Es gilt hier also, abgleitet aus dem allgemeinen Gleichheitssatz, die zentrale verfassungsrechtliche Prämisse zu beachten, wonach wesentlich Gleiches gleich und wesentlich Ungleiches ungleich zu behandeln ist. Der Familienstand sowie eigene Kinder und deren Anzahl machen aus Beamten diesbezüglich wesentlich Ungleiche. Sie dürfen also auch mit Blick auf Familienzuschläge ungleich behandelt werden; nur in der jeweiligen kategorialen Gleichheit, die also diesbezüglich wesentlich Gleiches beinhaltet (alle Ledige sind mit Blick auf Familienzuschläge wesentlich gleich; alle Verheiratete ohne Kinder sind mit Blick auf Familienzuschläge wesentlich gleich usw.) sind sie gleich zu behandeln.
Und damit sind wir jetzt endlich bei den Ortszuschlägen angekommen, die sich nach den Kosten für die Unterkunft richten, von der nun (anders als bei Familienzuschlägen) ausnahmslos alle Beamte betroffen sind, da ein Beamter nicht obdachlos sein kann, denn das vertrüge sich nicht mit dem Ansehen seines Amtes (einer der Gründe, wieso der Beamte und seine Familie lebenslang amtsangemessen alimentiert werden müssen). Da nun aber alle Beamte mit Blick auf die Unterkunft wesentlich Gleiche sind, sind sie mit Blick auf ein nach Ortszuschlägen differenziertes Besoldungssystem auch wesentlich gleich zu behandeln.
Sobald also ein Gesetzgeber beginnt, die Besoldung mittels Ortszuschläge zu differenzieren, darf er nicht vernachlässigen, dass diese – anders als Familienzuschläge – mit Blick auf das Abstandsgebot unmittelbar zu beachten sind. Und damit wären wir bei meinem Beispiel, dass der Gesetzgeber also die Ortszuschläge betragsmäßig nicht so hoch differenzieren dürfte, dass dadurch beispielsweise ein Beamter der Besoldungsgruppe A 5 anhand eines zu hohen Ortszuschlags höher alimentiert werden würde als ein Beamter der Besoldungsgruppe A 6, der keinen oder einen (deutlich) geringeren Ortszuschlag erhielte, sodass die Wertigkeit der Ämter verletzt werden würde (unterschiedliche Ämter lassen aus Beamte diesbezüglich wesentlich Ungleiche werden).

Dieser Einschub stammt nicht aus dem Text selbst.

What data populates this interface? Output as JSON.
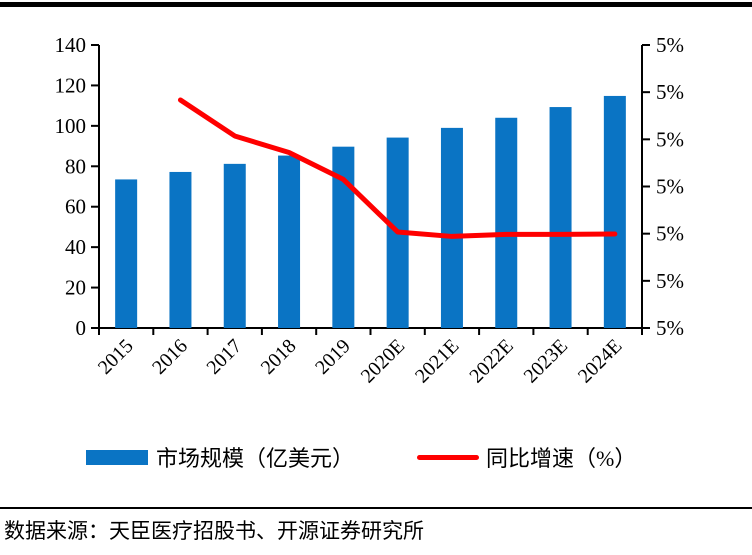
{
  "chart_data": {
    "type": "bar+line",
    "categories": [
      "2015",
      "2016",
      "2017",
      "2018",
      "2019",
      "2020E",
      "2021E",
      "2022E",
      "2023E",
      "2024E"
    ],
    "series": [
      {
        "name": "市场规模（亿美元）",
        "type": "bar",
        "color": "#0A74C4",
        "values": [
          73.5,
          77.2,
          81.2,
          85.3,
          89.7,
          94.2,
          99.0,
          104.0,
          109.3,
          114.8
        ]
      },
      {
        "name": "同比增速（%）",
        "type": "line",
        "color": "#FF0000",
        "x_start": "2016",
        "values_left_scale": [
          112.8,
          95.0,
          86.8,
          73.5,
          47.5,
          45.3,
          46.3,
          46.3,
          46.5
        ]
      }
    ],
    "left_axis": {
      "min": 0,
      "max": 140,
      "ticks": [
        "140",
        "120",
        "100",
        "80",
        "60",
        "40",
        "20",
        "0"
      ]
    },
    "right_axis": {
      "ticks": [
        "5%",
        "5%",
        "5%",
        "5%",
        "5%",
        "5%",
        "5%"
      ]
    },
    "axis_color": "#000000",
    "grid": "off",
    "legend_position": "bottom"
  },
  "legend": {
    "bar_label": "市场规模（亿美元）",
    "line_label": "同比增速（%）"
  },
  "source": {
    "text": "数据来源：天臣医疗招股书、开源证券研究所"
  }
}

Eventuell wäre hier noch eine regionale Differenzierung möglich (wie gesagt, das Bundesverfassungsgericht hat sich hierzu, weil das bislang nicht nötig war, nicht geäußert:); die Frage stellt sich aber aller Wahrscheinlichkeit nach gar nicht, wie ich anhand des Landkreises Harburg dargelegt habe; denn das lokale Abgrenzungsproblem sollte so groß sein, dass auch die Ortszuschläge – wie alle regelmäßigen Zuschläge – keine übergroße Relevanz mit Blick auf die Gesamtalimentationshöhe spielen können sollten, da alles andere mit recht hoher Wahrscheinlichkeit direkt in einen Verstoß gegen den Gleichheitssatz mündete.

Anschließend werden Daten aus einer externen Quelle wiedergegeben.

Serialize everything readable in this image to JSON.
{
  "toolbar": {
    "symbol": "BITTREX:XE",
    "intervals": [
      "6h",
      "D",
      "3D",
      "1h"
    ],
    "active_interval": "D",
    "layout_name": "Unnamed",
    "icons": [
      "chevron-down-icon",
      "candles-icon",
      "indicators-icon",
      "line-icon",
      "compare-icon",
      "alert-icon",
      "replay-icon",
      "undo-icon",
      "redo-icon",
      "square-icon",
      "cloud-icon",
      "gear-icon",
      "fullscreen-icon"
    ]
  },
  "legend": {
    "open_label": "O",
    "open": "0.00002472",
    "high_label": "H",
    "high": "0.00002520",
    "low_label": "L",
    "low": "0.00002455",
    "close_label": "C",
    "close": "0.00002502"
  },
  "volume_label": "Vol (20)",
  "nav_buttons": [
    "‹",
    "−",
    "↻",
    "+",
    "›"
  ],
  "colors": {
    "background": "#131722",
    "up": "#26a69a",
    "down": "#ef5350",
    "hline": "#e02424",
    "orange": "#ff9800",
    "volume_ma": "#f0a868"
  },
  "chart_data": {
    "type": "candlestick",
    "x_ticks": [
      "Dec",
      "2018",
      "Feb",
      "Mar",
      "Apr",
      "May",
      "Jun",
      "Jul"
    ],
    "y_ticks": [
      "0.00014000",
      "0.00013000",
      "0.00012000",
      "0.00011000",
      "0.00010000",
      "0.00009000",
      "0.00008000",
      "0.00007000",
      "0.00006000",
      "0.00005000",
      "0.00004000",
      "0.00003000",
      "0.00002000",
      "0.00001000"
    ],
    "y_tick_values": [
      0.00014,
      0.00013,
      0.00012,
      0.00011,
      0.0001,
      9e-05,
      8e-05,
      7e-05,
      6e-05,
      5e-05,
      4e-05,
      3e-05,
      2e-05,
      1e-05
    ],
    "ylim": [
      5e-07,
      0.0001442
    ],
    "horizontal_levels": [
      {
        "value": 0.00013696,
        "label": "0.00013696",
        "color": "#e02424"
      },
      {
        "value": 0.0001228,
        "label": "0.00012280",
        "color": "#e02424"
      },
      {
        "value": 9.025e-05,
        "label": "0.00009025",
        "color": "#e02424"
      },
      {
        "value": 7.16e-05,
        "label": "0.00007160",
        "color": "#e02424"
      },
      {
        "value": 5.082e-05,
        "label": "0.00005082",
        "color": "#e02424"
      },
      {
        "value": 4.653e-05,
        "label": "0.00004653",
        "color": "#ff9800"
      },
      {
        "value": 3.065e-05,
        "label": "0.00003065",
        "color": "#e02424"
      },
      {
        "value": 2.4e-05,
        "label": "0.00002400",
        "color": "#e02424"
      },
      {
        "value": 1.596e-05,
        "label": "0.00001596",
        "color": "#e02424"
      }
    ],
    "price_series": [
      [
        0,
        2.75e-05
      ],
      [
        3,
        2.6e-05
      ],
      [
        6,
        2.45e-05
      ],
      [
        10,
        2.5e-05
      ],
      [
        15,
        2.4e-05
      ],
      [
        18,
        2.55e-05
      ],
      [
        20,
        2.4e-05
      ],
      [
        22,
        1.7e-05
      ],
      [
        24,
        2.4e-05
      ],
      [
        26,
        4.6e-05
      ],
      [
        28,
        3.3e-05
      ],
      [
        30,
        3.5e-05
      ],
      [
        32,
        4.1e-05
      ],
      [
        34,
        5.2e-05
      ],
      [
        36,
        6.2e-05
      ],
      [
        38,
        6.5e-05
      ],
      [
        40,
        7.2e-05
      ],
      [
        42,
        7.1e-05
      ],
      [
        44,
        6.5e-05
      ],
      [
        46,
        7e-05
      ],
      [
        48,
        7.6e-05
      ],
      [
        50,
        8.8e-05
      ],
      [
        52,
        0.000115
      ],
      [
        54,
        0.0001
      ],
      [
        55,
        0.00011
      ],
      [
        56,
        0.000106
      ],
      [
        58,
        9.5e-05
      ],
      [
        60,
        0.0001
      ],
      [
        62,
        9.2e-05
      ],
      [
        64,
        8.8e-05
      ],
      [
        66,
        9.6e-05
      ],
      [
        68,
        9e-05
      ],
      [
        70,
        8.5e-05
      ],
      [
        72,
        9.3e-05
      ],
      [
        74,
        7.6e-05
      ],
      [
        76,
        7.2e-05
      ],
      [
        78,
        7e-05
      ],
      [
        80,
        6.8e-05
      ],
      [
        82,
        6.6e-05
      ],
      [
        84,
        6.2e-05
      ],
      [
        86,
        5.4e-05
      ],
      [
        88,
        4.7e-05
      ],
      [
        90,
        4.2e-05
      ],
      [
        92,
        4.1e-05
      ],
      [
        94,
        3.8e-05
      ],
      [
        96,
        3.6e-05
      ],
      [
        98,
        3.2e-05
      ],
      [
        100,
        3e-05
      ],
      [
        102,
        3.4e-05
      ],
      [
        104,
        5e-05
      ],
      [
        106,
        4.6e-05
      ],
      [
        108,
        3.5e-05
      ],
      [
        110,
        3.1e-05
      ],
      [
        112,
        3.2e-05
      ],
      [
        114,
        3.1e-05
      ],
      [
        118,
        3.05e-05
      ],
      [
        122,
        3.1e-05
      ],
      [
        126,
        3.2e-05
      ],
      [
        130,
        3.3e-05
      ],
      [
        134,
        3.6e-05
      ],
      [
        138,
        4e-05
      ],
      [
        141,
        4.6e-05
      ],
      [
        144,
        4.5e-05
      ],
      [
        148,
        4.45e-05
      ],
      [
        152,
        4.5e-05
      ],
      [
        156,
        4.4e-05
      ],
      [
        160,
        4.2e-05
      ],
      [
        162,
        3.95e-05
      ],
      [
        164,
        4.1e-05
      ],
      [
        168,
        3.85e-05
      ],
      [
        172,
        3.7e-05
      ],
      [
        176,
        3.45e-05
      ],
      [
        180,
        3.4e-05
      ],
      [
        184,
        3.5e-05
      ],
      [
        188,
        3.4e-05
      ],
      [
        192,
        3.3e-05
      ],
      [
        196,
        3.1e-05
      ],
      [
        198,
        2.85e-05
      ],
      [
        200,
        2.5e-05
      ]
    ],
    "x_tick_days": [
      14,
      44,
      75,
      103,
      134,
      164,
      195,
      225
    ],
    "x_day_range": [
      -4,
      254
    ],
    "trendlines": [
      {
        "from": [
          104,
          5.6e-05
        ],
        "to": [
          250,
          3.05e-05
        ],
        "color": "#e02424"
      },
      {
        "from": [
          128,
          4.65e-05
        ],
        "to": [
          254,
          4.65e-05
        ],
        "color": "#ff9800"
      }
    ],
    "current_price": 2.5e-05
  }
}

Und zugleich ist aber zubeachten, dass es hier offensichtlich um Neuland geht (wenn auch die vor 1973 gemachten Erfahrungen herangezogen werden könnten; zu jener Zeit war aber das Besoldungsrecht noch lange nicht so ausdifferenziert wie heute), sodass nun sicherlich bald in vielen Finanzministerien und Ausschüssen die Köpfe zu rauchen anfangen werden mit Blick auf den breiten Gestaltungsspielraum, über den der Besoldungsgesetzgeber hinsichtlich der Strukturierung der Besoldung verfügt. Es werden auch diesbezüglich interessante Zeiten, die vor uns liegen.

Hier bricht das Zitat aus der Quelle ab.